12 Years a Slave, the film based on the memoir by author Solomon Northup, was named the Best Picture of the year by the American Academy for Motion Pictures. In doing so, it made history as the first movie from an African-American director to win Best Picture.
In an interesting split, director Alfonso Cuaron took the Best Director statuette for the movie Gravity. Often, the Best Director prize goes to the same film as Best Picture.
Actor Matthew McConaughey won the Best Actor prize for his role in Dallas Buyers Club and thanked his late father, saying, "You taught me what it is to be a man".
Meanwhile, Australian Cate Blanchett took the Best Actress Oscar for her work in Blue Jasmine and praised her other competitors, saying the work done in 2013 was "yet again extraordinary."
Blanchett also spoke up in support of female-centric movies.
"Audiences want to see them, and in fact, they earn money," she said. "The world is round, people."
To no one's surprise, 12 Years a Slave secured the Best Adapted Screenplay prize, while "Her" secured the Best Original Screenplay, and first-time nominee Lupita Nyong'o (who also made her feature film debut) was given the Best Supporting Actress Academy Award for her work in the film in which she portrayed the abused slave Patsey.
Nyong'o expressed an admirable awareness of the importance of the film's source material in her acceptance speech, thanking memoir author Solomon Northup for writing of his experiences, including meeting Patsey.
"So much joy in my life is thanks to so much pain in someone else's," she said.
She also thanked co-star Chiwetel Ejiofor for "how deeply [he] went into Solomon" and her brother, who accompanied her to the Oscars tonight.
Australian designer, Catherine Martin, also became the country’s most prolific Oscar winner when she won two awards – for best costumes and another, with Beverley Dunn for best production design, in Baz Luhrmann’s The Great Gatsby.

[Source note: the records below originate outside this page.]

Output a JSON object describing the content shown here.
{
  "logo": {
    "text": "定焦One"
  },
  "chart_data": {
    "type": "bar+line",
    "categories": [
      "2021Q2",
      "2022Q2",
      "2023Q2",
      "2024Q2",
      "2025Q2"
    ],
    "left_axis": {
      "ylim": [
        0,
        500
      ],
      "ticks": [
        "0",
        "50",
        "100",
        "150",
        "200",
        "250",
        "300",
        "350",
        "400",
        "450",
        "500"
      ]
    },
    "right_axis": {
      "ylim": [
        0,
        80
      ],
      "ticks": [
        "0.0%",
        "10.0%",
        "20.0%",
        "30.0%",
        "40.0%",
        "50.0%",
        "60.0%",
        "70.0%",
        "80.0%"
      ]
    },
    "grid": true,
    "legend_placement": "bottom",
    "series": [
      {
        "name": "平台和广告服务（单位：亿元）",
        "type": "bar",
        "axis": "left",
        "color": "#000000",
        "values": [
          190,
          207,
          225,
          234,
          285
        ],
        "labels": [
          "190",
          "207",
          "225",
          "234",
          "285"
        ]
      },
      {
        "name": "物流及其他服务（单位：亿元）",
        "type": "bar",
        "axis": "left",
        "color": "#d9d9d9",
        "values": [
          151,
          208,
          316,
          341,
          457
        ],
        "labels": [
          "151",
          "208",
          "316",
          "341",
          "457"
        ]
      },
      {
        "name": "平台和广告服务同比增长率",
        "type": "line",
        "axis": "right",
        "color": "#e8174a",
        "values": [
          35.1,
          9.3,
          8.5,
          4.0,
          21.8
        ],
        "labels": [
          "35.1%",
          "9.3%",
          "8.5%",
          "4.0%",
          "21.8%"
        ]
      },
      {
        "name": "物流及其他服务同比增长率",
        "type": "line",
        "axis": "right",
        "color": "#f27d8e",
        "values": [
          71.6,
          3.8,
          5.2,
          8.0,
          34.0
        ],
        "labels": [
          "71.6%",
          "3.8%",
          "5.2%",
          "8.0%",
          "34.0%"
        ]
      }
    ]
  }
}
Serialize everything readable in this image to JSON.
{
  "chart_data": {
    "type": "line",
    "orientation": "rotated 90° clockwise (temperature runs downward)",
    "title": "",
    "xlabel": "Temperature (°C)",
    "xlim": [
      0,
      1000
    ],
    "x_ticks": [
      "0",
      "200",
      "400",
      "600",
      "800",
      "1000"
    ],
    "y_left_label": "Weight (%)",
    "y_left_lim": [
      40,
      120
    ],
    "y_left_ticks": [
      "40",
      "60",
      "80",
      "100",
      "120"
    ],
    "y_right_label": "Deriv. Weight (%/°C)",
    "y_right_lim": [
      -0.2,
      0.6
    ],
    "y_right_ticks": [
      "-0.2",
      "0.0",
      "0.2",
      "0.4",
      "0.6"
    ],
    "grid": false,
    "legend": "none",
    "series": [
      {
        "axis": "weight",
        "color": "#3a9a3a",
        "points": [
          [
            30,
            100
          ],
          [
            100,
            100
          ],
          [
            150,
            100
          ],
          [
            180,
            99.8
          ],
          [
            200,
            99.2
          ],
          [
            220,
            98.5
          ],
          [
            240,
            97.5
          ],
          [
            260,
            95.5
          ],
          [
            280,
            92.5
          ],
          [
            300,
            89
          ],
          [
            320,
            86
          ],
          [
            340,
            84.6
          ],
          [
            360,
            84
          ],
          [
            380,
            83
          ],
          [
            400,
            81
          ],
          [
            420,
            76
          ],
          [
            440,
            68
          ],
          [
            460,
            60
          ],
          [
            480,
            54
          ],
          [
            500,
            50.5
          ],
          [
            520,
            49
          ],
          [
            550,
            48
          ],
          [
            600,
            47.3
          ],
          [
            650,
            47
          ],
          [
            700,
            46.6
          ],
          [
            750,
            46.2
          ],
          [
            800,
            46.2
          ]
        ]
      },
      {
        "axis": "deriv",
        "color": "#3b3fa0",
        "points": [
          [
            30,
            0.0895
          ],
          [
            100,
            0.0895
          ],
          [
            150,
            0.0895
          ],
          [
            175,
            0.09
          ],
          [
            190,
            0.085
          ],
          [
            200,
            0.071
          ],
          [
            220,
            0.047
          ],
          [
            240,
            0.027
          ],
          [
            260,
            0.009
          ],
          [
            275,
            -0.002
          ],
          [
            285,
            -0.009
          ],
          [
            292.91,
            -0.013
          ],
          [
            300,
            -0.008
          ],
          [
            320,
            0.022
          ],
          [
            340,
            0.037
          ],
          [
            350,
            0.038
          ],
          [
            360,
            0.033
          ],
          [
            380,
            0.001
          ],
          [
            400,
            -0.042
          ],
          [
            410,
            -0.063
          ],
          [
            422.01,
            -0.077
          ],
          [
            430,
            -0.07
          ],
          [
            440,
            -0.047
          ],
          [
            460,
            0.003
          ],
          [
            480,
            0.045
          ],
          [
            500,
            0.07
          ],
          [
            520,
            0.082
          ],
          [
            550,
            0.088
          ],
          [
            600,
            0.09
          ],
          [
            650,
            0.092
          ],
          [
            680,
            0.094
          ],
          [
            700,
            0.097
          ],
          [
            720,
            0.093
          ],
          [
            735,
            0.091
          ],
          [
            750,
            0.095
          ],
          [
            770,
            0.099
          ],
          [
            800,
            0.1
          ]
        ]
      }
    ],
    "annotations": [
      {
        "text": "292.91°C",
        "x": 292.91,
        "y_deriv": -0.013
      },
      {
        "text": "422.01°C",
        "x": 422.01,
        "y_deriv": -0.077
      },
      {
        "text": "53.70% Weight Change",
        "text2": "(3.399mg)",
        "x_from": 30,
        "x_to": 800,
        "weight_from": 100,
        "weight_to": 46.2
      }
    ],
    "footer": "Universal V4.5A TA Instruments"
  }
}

It adds to her two won for Moulin Rouge 13 years ago.
And the award for audience participation? It’s tied with Ellen DeGeneres handing out pizza to the audience (she actually ordered it!) as well as attempting to break a new record with Meryl Streep: that of most retweeted picture ever. When the pizza arrived, Brad Pitt distributed plates while Harrison Ford nudged DeGeneres while she was speaking to ask for napkins. Actor Jared Leto snagged a slice, then informed the camera it was for his mother.
As for that photo (main picture), when Streep suggested actress Julia Roberts join in, a crowd of A-list stars also decided to do so, including Jennifer Lawrence, Brad Pitt, Angelina Jolie, Bradley Cooper and many more. Cooper volunteered to snap the photo, saying he would have the longest reach, and took a picture of the moment. Kevin Spacey received thousands of retweets for suggesting he had photo-bombed the selfie.